– Прошу вас, не вставайте, – отчетливо и учтиво произнес Карвер, но во взбудораженном мозгу Девайна эта учтивость обрела зловещее сходство с учтивостью бандита, направившего на вас пистолет.

– Сядьте, пожалуйста, мистер Девайн, – сказал Карвер, – и, с позволения миссис Бенкс, я последую вашему примеру. Я должен объяснить свой приход. По-видимому, вы подозревали, что я – знаменитый взломщик.

– Подозревал, – мрачно ответил Девайн.

– Как вы правильно заметили, – сказал Карвер, – не всегда легко отличить осу от пчелы.

После паузы он продолжал:

– Что до меня, я – одно из более полезных, хотя и в равной степени несносных насекомых. Я сыщик и сюда пришел, чтобы выяснить, не возобновил ли свою деятельность преступник, именующий себя Майклом Лунатиком. Он специализировался на краже драгоценностей, а сейчас обокрали Бичвуд-Хаус, и, судя по анализам, это его работа. Дело не только в отпечатках пальцев, но и в маскировке – той самой, которой он пользовался, когда был арестован последний раз, а также, по-видимому, и в других случаях. Вы, наверно, слышали об этой простой, но удачной выдумке: он надевал рыжую бороду и большие очки в роговой оправе.

Опал Бенкс в ужасе рванулась вперед.

– Это оно! – вскричала она. – Это лицо, которое я видела! Большие очки, рыжая косматая борода, как у Иуды. Я думала, что это привидение.

– Такое же самое привидение видела и служанка в Бичвуд-Хаусе, – сухо сказал Карвер.

Он положил какие-то бумаги и свертки на стол и начал их бережно разворачивать.

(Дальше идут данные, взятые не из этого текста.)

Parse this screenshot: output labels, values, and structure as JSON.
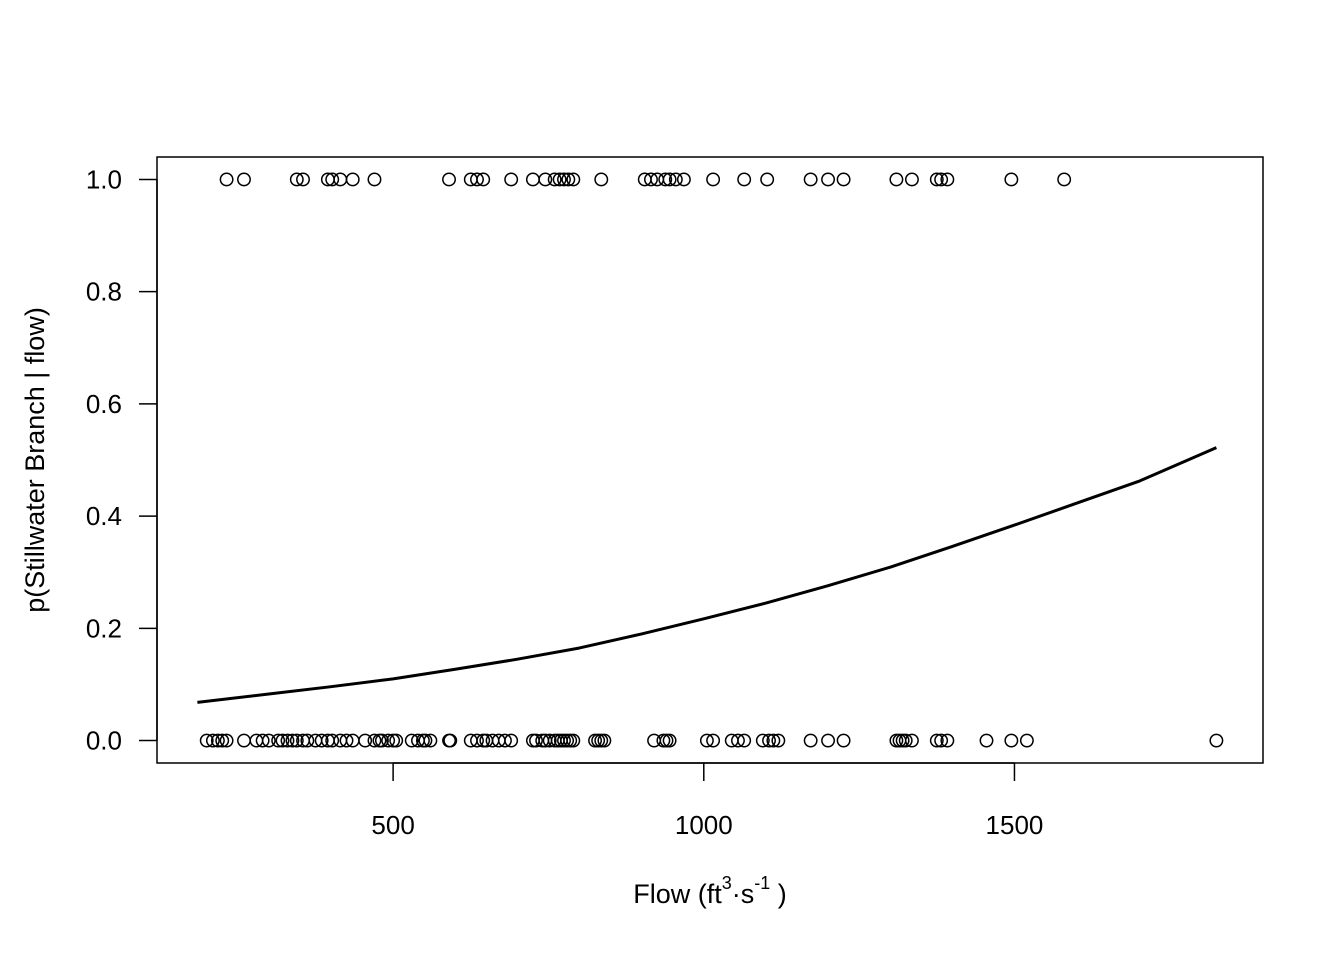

– Как я сказал, – продолжал он, – меня прислали сюда для того, чтобы разузнать о преступных планах Майкла Лунатика. Вот почему я заинтересовался пчелами и поселился у мистера Смита.

Воцарилось молчание, и затем Девайн промолвил:

– Вы действительно хотите сказать, что этот милый старичок…

– Считали же вы, мистер Девайн, – улыбнулся Карвер, – что улей моя ширма. Почему бы и ему не выбрать такую?

Девайн мрачно кивнул, и сыщик склонился к своим бумагам.

– Я подозревал Смита и хотел без него осмотреть его вещи. Поэтому я поддержал любезное предложение Бенкса.

Обыскивая дом, я обнаружил кое-какие любопытные предметы, которые странно видеть в доме престарелого сельского жителя, интересующегося только пчелами. Вот один из них.

Из развернутого пакета он извлек волосатый предмет почти алого цвета такие бутафорские бороды носят в любительских спектаклях. Рядом с ней лежали тяжелые очки в роговой оправе.

Но я наткнулся на одну вещь, которая имеет более непосредственное отношение к этому дому и оправдывает мое сегодняшнее вторжение. Это записка. В ней указаны названия и предположительная стоимость драгоценностей, владельцы которых живут в вашей местности. Сразу же после тиары леди Пулмен стоит изумрудное ожерелье миссис Бенкс.

Миссис Бенкс, которая до сих пор созерцала нашествие посетителей в надменном замешательстве, при этих словах насторожилась. Ее лицо сразу постарело лет на десять и стало гораздо осмысленнее. Но не успела она вымолвить и слова, как Джон стремительно поднялся во весь рост.

– Тиара уже пропала! – взревел он, как слон. – А ожерелье? Посмотрим, что с ожерельем!

– Неплохая мысль, – сказал Карвер, когда тот ринулся из комнаты. – Хотя мы, разумеется, держим ухо востро. Я не сразу расшифровал записку, и когда я заканчивал, позвонил Браун из Бичвуд-Хауса. Я попросил его поспешить сюда и сказать, что последую за ним, а…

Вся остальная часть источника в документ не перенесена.